My intention was to show her the wonderful design in nature and let her know she was well-designed too, but her response reminded me that independence and a desire to be self-reliant starts in the crib. She was not about to give anyone any control over who she was, at least not that day.
Intent on building her sense of worth, I tried again a few days later. This time she grinned at me and expressed pleasure. For reasons only known to her, she decided it was okay to be created by God.
When I challenged the creation story, my mother strongly defended it. I was much older than my granddaughter. I did not mind the idea of being created by God but at that time the theory of evolution sounded reasonable. Not wanting to give up God, I tried to separate the issue into two camps: science and religion. God was someone to worship and hear my prayers but since science seemed to have proven otherwise, He must have created everything by some sort of evolutionary method.
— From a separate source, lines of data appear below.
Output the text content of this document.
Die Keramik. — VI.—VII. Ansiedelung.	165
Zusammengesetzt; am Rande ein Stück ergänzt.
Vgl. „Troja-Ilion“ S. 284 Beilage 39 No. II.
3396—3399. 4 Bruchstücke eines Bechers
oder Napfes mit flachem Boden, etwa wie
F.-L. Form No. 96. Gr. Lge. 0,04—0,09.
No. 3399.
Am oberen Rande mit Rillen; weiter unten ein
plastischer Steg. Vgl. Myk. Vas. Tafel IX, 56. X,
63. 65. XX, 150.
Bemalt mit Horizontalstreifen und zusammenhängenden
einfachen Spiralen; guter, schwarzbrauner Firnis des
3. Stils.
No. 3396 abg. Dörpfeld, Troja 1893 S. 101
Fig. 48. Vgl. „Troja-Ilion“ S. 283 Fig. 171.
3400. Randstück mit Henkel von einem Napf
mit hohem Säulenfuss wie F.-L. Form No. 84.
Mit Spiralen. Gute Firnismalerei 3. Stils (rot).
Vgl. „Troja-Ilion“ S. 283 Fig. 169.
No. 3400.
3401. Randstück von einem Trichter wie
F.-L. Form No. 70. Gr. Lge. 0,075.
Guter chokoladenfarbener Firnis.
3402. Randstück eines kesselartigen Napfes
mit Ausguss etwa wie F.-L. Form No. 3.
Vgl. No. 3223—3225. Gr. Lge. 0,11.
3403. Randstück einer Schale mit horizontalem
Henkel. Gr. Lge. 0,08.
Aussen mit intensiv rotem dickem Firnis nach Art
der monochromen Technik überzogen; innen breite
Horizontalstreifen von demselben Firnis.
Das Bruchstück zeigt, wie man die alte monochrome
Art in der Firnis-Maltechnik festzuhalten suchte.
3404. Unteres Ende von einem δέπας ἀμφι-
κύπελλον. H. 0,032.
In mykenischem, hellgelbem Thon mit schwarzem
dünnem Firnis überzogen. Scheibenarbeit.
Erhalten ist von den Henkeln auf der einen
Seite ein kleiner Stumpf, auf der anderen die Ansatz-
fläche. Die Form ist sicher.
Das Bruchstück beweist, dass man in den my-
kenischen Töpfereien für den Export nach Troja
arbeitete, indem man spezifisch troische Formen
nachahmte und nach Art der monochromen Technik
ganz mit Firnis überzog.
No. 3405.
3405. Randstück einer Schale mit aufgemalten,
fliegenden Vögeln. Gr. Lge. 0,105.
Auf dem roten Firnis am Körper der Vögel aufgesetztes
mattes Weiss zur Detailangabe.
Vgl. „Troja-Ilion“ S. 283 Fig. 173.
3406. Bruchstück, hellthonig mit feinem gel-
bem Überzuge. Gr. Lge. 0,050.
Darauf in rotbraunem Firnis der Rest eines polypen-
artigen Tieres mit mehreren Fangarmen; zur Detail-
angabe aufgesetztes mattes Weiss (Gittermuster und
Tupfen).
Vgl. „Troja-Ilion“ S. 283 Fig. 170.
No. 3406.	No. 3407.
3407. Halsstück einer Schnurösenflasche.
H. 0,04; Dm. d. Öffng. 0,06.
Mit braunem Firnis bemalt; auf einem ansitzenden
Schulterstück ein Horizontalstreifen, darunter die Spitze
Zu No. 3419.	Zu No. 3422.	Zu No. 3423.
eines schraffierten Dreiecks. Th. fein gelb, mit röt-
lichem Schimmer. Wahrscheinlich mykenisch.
What I didn’t know is that all scientific data is not in yet. Even since then, research has uncovered evidence of an instantaneous creation. Igneous rocks and coal have “radio halos” which indicated a very young earth. The familiar process of erosion also shows that the earth cannot be as old as once thought.
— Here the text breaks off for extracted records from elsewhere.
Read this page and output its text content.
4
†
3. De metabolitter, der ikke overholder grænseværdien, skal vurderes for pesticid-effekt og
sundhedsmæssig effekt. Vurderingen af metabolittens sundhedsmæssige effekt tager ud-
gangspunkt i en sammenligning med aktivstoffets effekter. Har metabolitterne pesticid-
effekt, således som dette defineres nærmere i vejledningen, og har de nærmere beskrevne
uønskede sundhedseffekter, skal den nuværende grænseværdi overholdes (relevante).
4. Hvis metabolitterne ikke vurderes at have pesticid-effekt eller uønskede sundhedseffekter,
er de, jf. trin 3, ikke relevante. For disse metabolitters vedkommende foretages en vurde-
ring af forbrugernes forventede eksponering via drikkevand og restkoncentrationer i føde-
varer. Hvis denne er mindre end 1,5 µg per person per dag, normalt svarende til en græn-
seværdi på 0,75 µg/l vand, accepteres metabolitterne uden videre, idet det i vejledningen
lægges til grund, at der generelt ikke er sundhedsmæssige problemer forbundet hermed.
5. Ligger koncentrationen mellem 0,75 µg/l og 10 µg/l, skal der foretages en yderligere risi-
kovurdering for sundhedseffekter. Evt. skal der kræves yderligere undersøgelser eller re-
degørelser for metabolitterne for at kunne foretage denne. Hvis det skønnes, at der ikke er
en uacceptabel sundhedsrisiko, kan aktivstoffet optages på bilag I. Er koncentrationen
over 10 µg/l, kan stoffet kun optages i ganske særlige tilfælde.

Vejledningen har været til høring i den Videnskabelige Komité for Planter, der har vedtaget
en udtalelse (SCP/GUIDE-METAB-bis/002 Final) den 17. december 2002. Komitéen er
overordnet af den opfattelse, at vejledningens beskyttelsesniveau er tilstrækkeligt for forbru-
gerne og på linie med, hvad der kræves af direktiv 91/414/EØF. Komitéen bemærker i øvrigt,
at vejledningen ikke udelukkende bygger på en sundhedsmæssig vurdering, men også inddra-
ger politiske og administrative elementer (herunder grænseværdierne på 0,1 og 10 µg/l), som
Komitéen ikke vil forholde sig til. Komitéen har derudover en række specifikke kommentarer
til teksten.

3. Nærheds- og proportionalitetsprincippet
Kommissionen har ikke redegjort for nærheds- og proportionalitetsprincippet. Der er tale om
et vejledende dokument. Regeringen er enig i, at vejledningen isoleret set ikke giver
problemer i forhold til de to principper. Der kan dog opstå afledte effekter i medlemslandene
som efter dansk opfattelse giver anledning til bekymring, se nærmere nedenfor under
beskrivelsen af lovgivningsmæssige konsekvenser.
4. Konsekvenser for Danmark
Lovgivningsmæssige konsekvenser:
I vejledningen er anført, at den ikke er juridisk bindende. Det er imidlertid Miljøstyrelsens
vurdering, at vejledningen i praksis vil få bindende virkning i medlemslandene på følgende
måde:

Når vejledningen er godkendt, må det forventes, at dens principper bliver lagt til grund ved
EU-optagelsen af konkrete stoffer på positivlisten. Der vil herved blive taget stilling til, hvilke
As far as where life came from, in the middle ages, people saw mold grow, insects come out of morning dew, and maggots appear in rotting material. To them, it was reasonable to believe life was spontaneously generated. It was only after Pasteur proved otherwise that this medieval alternative to Creation became obsolete.
However, there were some scientists that did not want to let go of that idea. They determined Pasteur proved very little. They said life may be able to occur spontaneously in other conditions. To them, scientific proof was not enough and life must somehow just happen. Author J. H. Rush says, “It illustrates beautifully the tendency to believe what we want to believe.”
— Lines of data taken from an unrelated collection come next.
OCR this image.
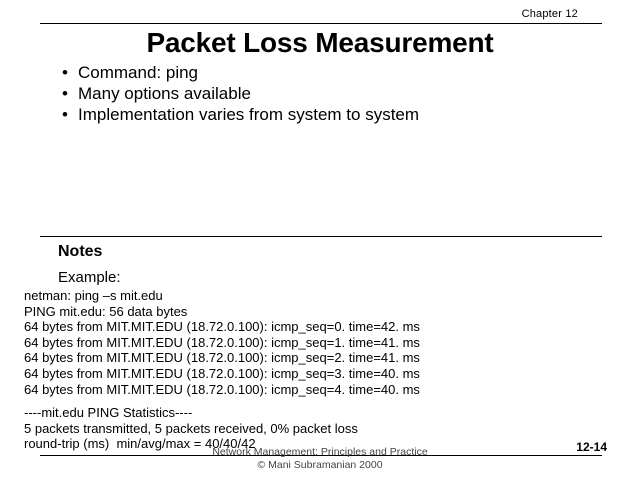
Chapter 12
Packet Loss Measurement
• Command: ping
• Many options available
• Implementation varies from system to system
Notes
Example:
netman: ping –s mit.edu
PING mit.edu: 56 data bytes
64 bytes from MIT.MIT.EDU (18.72.0.100): icmp_seq=0. time=42. ms
64 bytes from MIT.MIT.EDU (18.72.0.100): icmp_seq=1. time=41. ms
64 bytes from MIT.MIT.EDU (18.72.0.100): icmp_seq=2. time=41. ms
64 bytes from MIT.MIT.EDU (18.72.0.100): icmp_seq=3. time=40. ms
64 bytes from MIT.MIT.EDU (18.72.0.100): icmp_seq=4. time=40. ms
----mit.edu PING Statistics----
5 packets transmitted, 5 packets received, 0% packet loss
round-trip (ms)  min/avg/max = 40/40/42
Network Management: Principles and Practice
© Mani Subramanian 2000
12-14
Genesis 1:26-27 says, “Then God said, ‘Let us make man in our image, in our likeness, and let them rule over the fish of the sea and the birds of the air, over the livestock, over all the earth, and over all creatures that move along the ground.’ So God created man in his own image, in the image of God he created him; male and female he created them.”
It seems that people have said, “Let us decide that humans are creatures evolved from a primate, evolved from a one-celled whatever, and that this one celled creature came from... we are not sure. In any case, we intend to rule everything, including our creation history.” So men and women created gods in their own imagination and made them creatures that vaguely resemble themselves.